Call it cliché, but knowledge is power. Deloitte Vice Chairman and U.S. Retail & Distribution Leader Alison Kenney Paul, a keynote speaker at NRF, recently told the Wall Street Journal that “it is becoming increasingly common for customers to enter stores knowing more about the products than the store associates themselves.” That’s why speakers addressed omnichannel loyalty not just in program-specific ways but in broad terms. With the implications of Paul’s quote ingrained in retailers’ and marketers’ minds, how can businesses capitalize on this “empowered consumer?”
Here’s a snapshot:
Retailers Must Embrace the Three Ps: People, Place and Platform
- Dwayne Chambers and Jeff Fromm of Krispy Kreme and Barkley, respectively, discussed engaging Millennials. The Millennial Moment of Truth highlighted the need for greater brand transparency and authenticity – i.e., the need to shatter points-for-rewards stereotypes with genuine experiences.
- Consumer behaviorist Kevin Kelley of Shook Kelley addressed in-store aesthetics and the subconscious consumer mindset. His talk showed how yesterday’s product displays and customer communications may no longer work in today’s digitally-engaged world. This type of loyalty boost reminds us that in the emerging omnichannel world, the “omni” includes traditional in-store engagement.
- Bob Friday, of Cisco Systems’ Networking Business Unit, stressed that retailers must provide free Wi-Fi to beat the competition this year. Look for new Wi-Fi applications to take hold in the coming months.
A New Year Means New Engagement Opportunities for Retailers
Whether it’s through mobile, email, social media, augmented reality, mobile payments, NFC or QR codes, brand loyalty will remain one of the most important aspects of cross-channel customer engagement. Why? Because while the US may have avoided the fiscal cliff, continued global economic pressures mean any recent upticks in consumer confidence and spending forecasts could evaporate fast.

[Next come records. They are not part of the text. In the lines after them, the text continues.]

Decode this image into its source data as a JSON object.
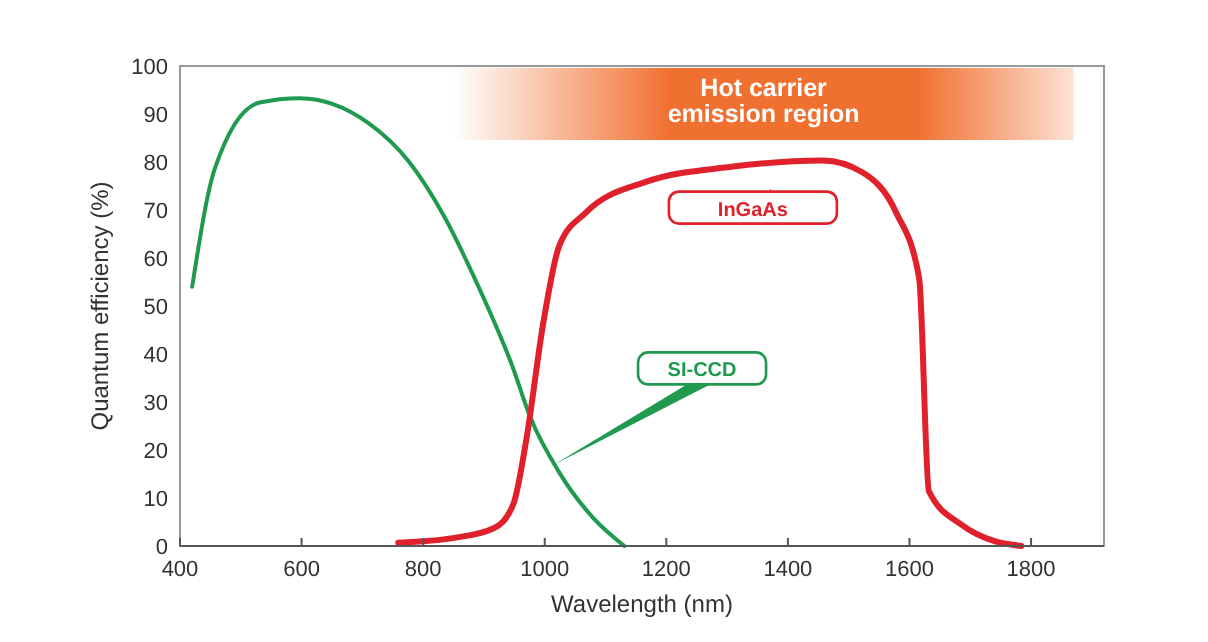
{
  "chart_data": {
    "type": "line",
    "xlabel": "Wavelength (nm)",
    "ylabel": "Quantum efficiency (%)",
    "xlim": [
      400,
      1920
    ],
    "ylim": [
      0,
      100
    ],
    "xticks": [
      400,
      600,
      800,
      1000,
      1200,
      1400,
      1600,
      1800
    ],
    "yticks": [
      0,
      10,
      20,
      30,
      40,
      50,
      60,
      70,
      80,
      90,
      100
    ],
    "grid": false,
    "marker": "none",
    "line_style": "solid",
    "bands": [
      {
        "axis": "x",
        "from": 850,
        "to": 1870,
        "label": "Hot carrier\nemission region",
        "color": "#f07030"
      }
    ],
    "series": [
      {
        "name": "SI-CCD",
        "color": "#1f9a4e",
        "x": [
          420,
          457,
          531,
          597,
          709,
          777,
          834,
          890,
          946,
          977,
          1023,
          1080,
          1131
        ],
        "values": [
          54,
          78.5,
          92.4,
          93.3,
          88.2,
          80,
          68.8,
          54.3,
          37.7,
          26.6,
          15.5,
          5.8,
          0
        ]
      },
      {
        "name": "InGaAs",
        "color": "#e0202a",
        "x": [
          759,
          851,
          916,
          948,
          970,
          997,
          1024,
          1068,
          1165,
          1307,
          1458,
          1523,
          1578,
          1616,
          1632,
          1686,
          1740,
          1784
        ],
        "values": [
          0.7,
          1.7,
          3.7,
          8.6,
          22.4,
          46,
          62.6,
          69.5,
          75.8,
          79,
          80.3,
          77.8,
          69.5,
          55.7,
          11.4,
          4.4,
          1,
          0
        ]
      }
    ]
  }
}
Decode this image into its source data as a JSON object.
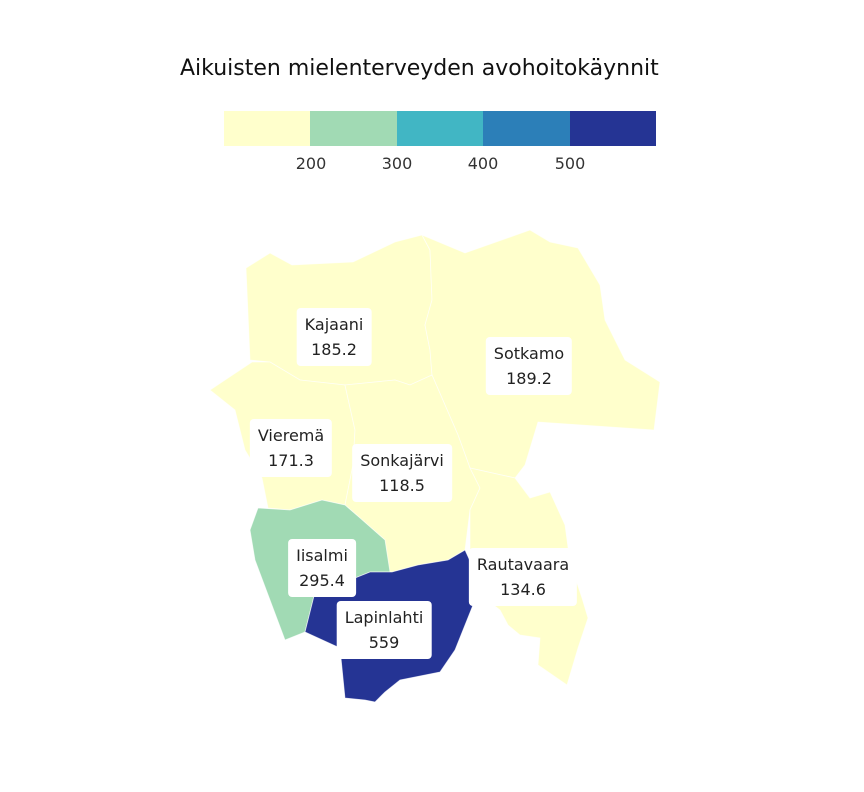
{
  "title": "Aikuisten mielenterveyden avohoitokäynnit",
  "legend": {
    "colors": [
      "#ffffcc",
      "#a1dab4",
      "#41b6c4",
      "#2c7fb8",
      "#253494"
    ],
    "ticks": [
      "200",
      "300",
      "400",
      "500"
    ]
  },
  "regions": [
    {
      "name": "Kajaani",
      "value": "185.2",
      "color": "#ffffcc"
    },
    {
      "name": "Sotkamo",
      "value": "189.2",
      "color": "#ffffcc"
    },
    {
      "name": "Vieremä",
      "value": "171.3",
      "color": "#ffffcc"
    },
    {
      "name": "Sonkajärvi",
      "value": "118.5",
      "color": "#ffffcc"
    },
    {
      "name": "Rautavaara",
      "value": "134.6",
      "color": "#ffffcc"
    },
    {
      "name": "Iisalmi",
      "value": "295.4",
      "color": "#a1dab4"
    },
    {
      "name": "Lapinlahti",
      "value": "559",
      "color": "#253494"
    }
  ]
}
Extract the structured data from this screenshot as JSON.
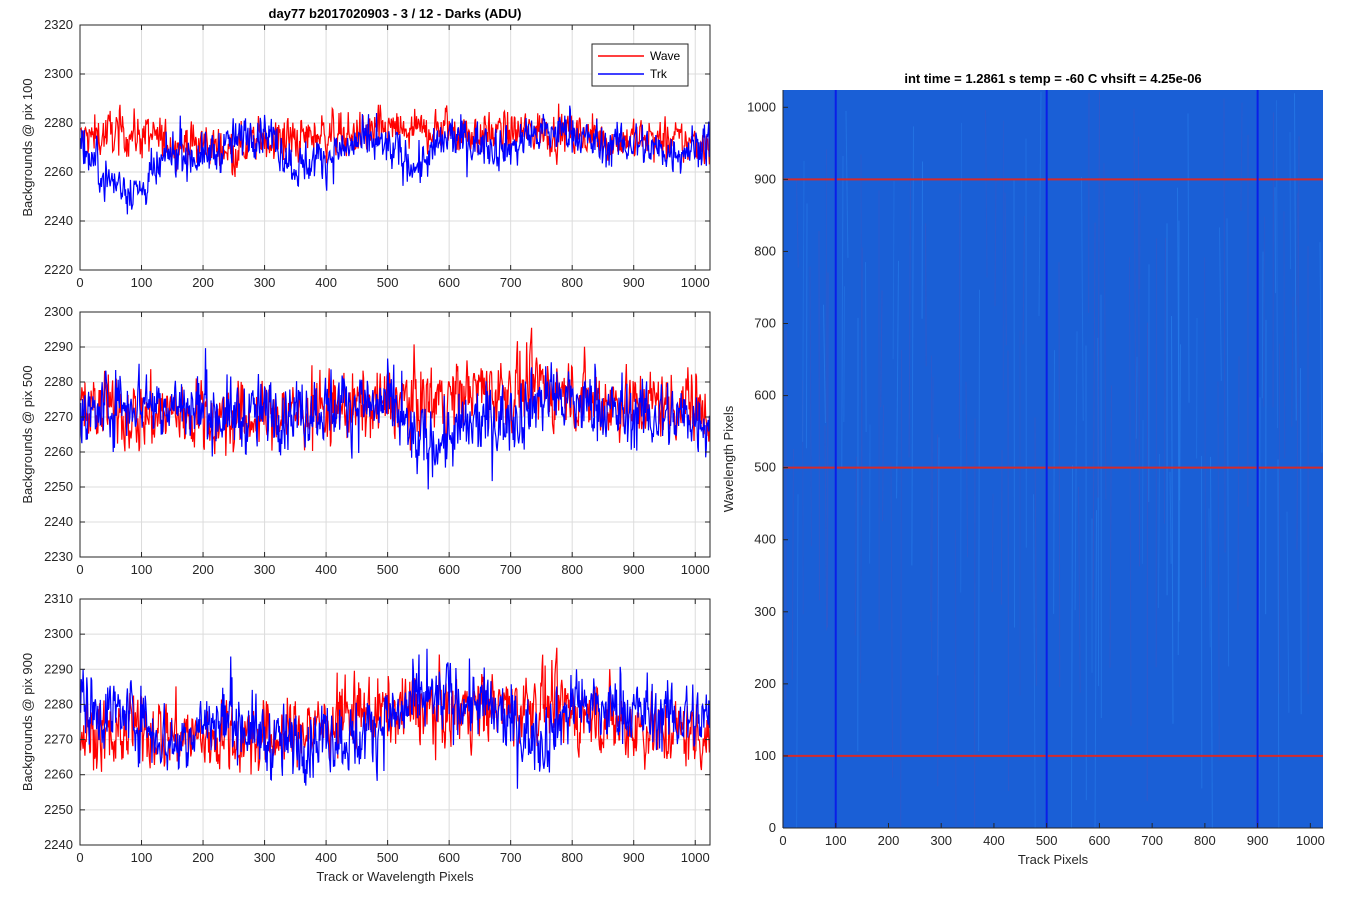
{
  "figure_title": "day77 b2017020903 - 3 / 12 - Darks (ADU)",
  "chart_data": [
    {
      "type": "line",
      "title": "day77 b2017020903 - 3 / 12 - Darks (ADU)",
      "xlabel": "",
      "ylabel": "Backgrounds @ pix 100",
      "xlim": [
        0,
        1024
      ],
      "ylim": [
        2220,
        2320
      ],
      "xticks": [
        0,
        100,
        200,
        300,
        400,
        500,
        600,
        700,
        800,
        900,
        1000
      ],
      "yticks": [
        2220,
        2240,
        2260,
        2280,
        2300,
        2320
      ],
      "grid": true,
      "legend": "top-right",
      "series": [
        {
          "name": "Wave",
          "color": "#ff0000",
          "x": [
            0,
            50,
            100,
            150,
            200,
            250,
            300,
            350,
            400,
            450,
            500,
            550,
            600,
            650,
            700,
            750,
            800,
            850,
            900,
            950,
            1024
          ],
          "values": [
            2273,
            2276,
            2275,
            2272,
            2271,
            2270,
            2274,
            2273,
            2276,
            2275,
            2277,
            2276,
            2278,
            2275,
            2276,
            2277,
            2275,
            2273,
            2274,
            2272,
            2272
          ]
        },
        {
          "name": "Trk",
          "color": "#0000ff",
          "x": [
            0,
            50,
            100,
            150,
            200,
            250,
            300,
            350,
            400,
            450,
            500,
            550,
            600,
            650,
            700,
            750,
            800,
            850,
            900,
            950,
            1024
          ],
          "values": [
            2270,
            2256,
            2252,
            2268,
            2266,
            2272,
            2278,
            2262,
            2266,
            2272,
            2270,
            2262,
            2274,
            2272,
            2270,
            2276,
            2276,
            2270,
            2272,
            2268,
            2272
          ]
        }
      ]
    },
    {
      "type": "line",
      "title": "",
      "xlabel": "",
      "ylabel": "Backgrounds @ pix 500",
      "xlim": [
        0,
        1024
      ],
      "ylim": [
        2230,
        2300
      ],
      "xticks": [
        0,
        100,
        200,
        300,
        400,
        500,
        600,
        700,
        800,
        900,
        1000
      ],
      "yticks": [
        2230,
        2240,
        2250,
        2260,
        2270,
        2280,
        2290,
        2300
      ],
      "grid": true,
      "series": [
        {
          "name": "Wave",
          "color": "#ff0000",
          "x": [
            0,
            50,
            100,
            150,
            200,
            250,
            300,
            350,
            400,
            450,
            500,
            550,
            600,
            650,
            700,
            750,
            800,
            850,
            900,
            950,
            1024
          ],
          "values": [
            2273,
            2272,
            2270,
            2271,
            2270,
            2269,
            2270,
            2272,
            2271,
            2273,
            2274,
            2275,
            2276,
            2278,
            2277,
            2279,
            2276,
            2275,
            2274,
            2274,
            2274
          ]
        },
        {
          "name": "Trk",
          "color": "#0000ff",
          "x": [
            0,
            50,
            100,
            150,
            200,
            250,
            300,
            350,
            400,
            450,
            500,
            550,
            600,
            650,
            700,
            750,
            800,
            850,
            900,
            950,
            1024
          ],
          "values": [
            2268,
            2274,
            2275,
            2273,
            2272,
            2270,
            2271,
            2272,
            2273,
            2274,
            2273,
            2262,
            2264,
            2268,
            2270,
            2276,
            2274,
            2272,
            2270,
            2270,
            2270
          ]
        }
      ]
    },
    {
      "type": "line",
      "title": "",
      "xlabel": "Track or Wavelength Pixels",
      "ylabel": "Backgrounds @ pix 900",
      "xlim": [
        0,
        1024
      ],
      "ylim": [
        2240,
        2310
      ],
      "xticks": [
        0,
        100,
        200,
        300,
        400,
        500,
        600,
        700,
        800,
        900,
        1000
      ],
      "yticks": [
        2240,
        2250,
        2260,
        2270,
        2280,
        2290,
        2300,
        2310
      ],
      "grid": true,
      "series": [
        {
          "name": "Wave",
          "color": "#ff0000",
          "x": [
            0,
            50,
            100,
            150,
            200,
            250,
            300,
            350,
            400,
            450,
            500,
            550,
            600,
            650,
            700,
            750,
            800,
            850,
            900,
            950,
            1024
          ],
          "values": [
            2272,
            2271,
            2273,
            2272,
            2270,
            2271,
            2270,
            2272,
            2275,
            2277,
            2278,
            2279,
            2278,
            2280,
            2279,
            2280,
            2278,
            2276,
            2274,
            2272,
            2272
          ]
        },
        {
          "name": "Trk",
          "color": "#0000ff",
          "x": [
            0,
            50,
            100,
            150,
            200,
            250,
            300,
            350,
            400,
            450,
            500,
            550,
            600,
            650,
            700,
            750,
            800,
            850,
            900,
            950,
            1024
          ],
          "values": [
            2280,
            2278,
            2276,
            2268,
            2274,
            2276,
            2270,
            2268,
            2272,
            2270,
            2276,
            2280,
            2282,
            2280,
            2274,
            2270,
            2280,
            2278,
            2278,
            2276,
            2276
          ]
        }
      ]
    },
    {
      "type": "heatmap",
      "title": "int time = 1.2861 s    temp = -60 C    vhsift = 4.25e-06",
      "xlabel": "Track Pixels",
      "ylabel": "Wavelength Pixels",
      "xlim": [
        0,
        1024
      ],
      "ylim": [
        0,
        1024
      ],
      "xticks": [
        0,
        100,
        200,
        300,
        400,
        500,
        600,
        700,
        800,
        900,
        1000
      ],
      "yticks": [
        0,
        100,
        200,
        300,
        400,
        500,
        600,
        700,
        800,
        900,
        1000
      ],
      "fill_color": "#1a5fd6",
      "marker_rows": [
        100,
        500,
        900
      ],
      "marker_row_color": "#d42a2a",
      "marker_cols": [
        100,
        500,
        900
      ],
      "marker_col_color": "#0a1ee8"
    }
  ]
}
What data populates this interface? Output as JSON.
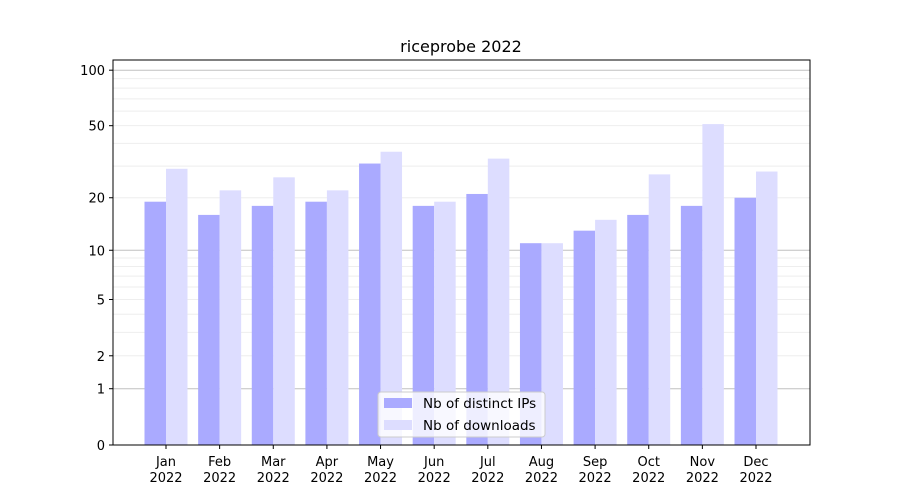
{
  "chart_data": {
    "type": "bar",
    "title": "riceprobe 2022",
    "xlabel": "",
    "ylabel": "",
    "yscale": "log10(y+1)",
    "ylim": [
      0,
      113
    ],
    "grid": true,
    "legend_position": "bottom-center",
    "categories": [
      "Jan\n2022",
      "Feb\n2022",
      "Mar\n2022",
      "Apr\n2022",
      "May\n2022",
      "Jun\n2022",
      "Jul\n2022",
      "Aug\n2022",
      "Sep\n2022",
      "Oct\n2022",
      "Nov\n2022",
      "Dec\n2022"
    ],
    "yticks": [
      0,
      1,
      2,
      5,
      10,
      20,
      50,
      100
    ],
    "series": [
      {
        "name": "Nb of distinct IPs",
        "color": "#aaaaff",
        "values": [
          19,
          16,
          18,
          19,
          31,
          18,
          21,
          11,
          13,
          16,
          18,
          20
        ]
      },
      {
        "name": "Nb of downloads",
        "color": "#ddddff",
        "values": [
          29,
          22,
          26,
          22,
          36,
          19,
          33,
          11,
          15,
          27,
          51,
          28
        ]
      }
    ]
  }
}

Case in point: the NRF remains optimistic that holiday season sales (November-December) netted $586.1 billion, up 4% from 2011.
As seen throughout the NRF event, omnichannel marketing and omnichannel loyalty have entered the mainstream – no matter on what channel a consumer prefers to engage. It comes down to what Brooks Brothers said in its presentation: listen to your customers. When Brooks Brothers was founded in 1818, the channels available for engagement were few. Today they, as all retailers and their customers, live and breathe in an omnichannel world. Upgrading your brand’s existing communications and engagement capabilities are a must if you want to attract new customers and retain existing ones.
While some are referring to “omnichannel” as a buzzword – a term of the moment, there is nothing short-lived about this groundbreaking channel and communications convergence. What will be short-lived is the loyalty program that doesn’t embrace an omnichannel approach to their communications and engagement strategies right now.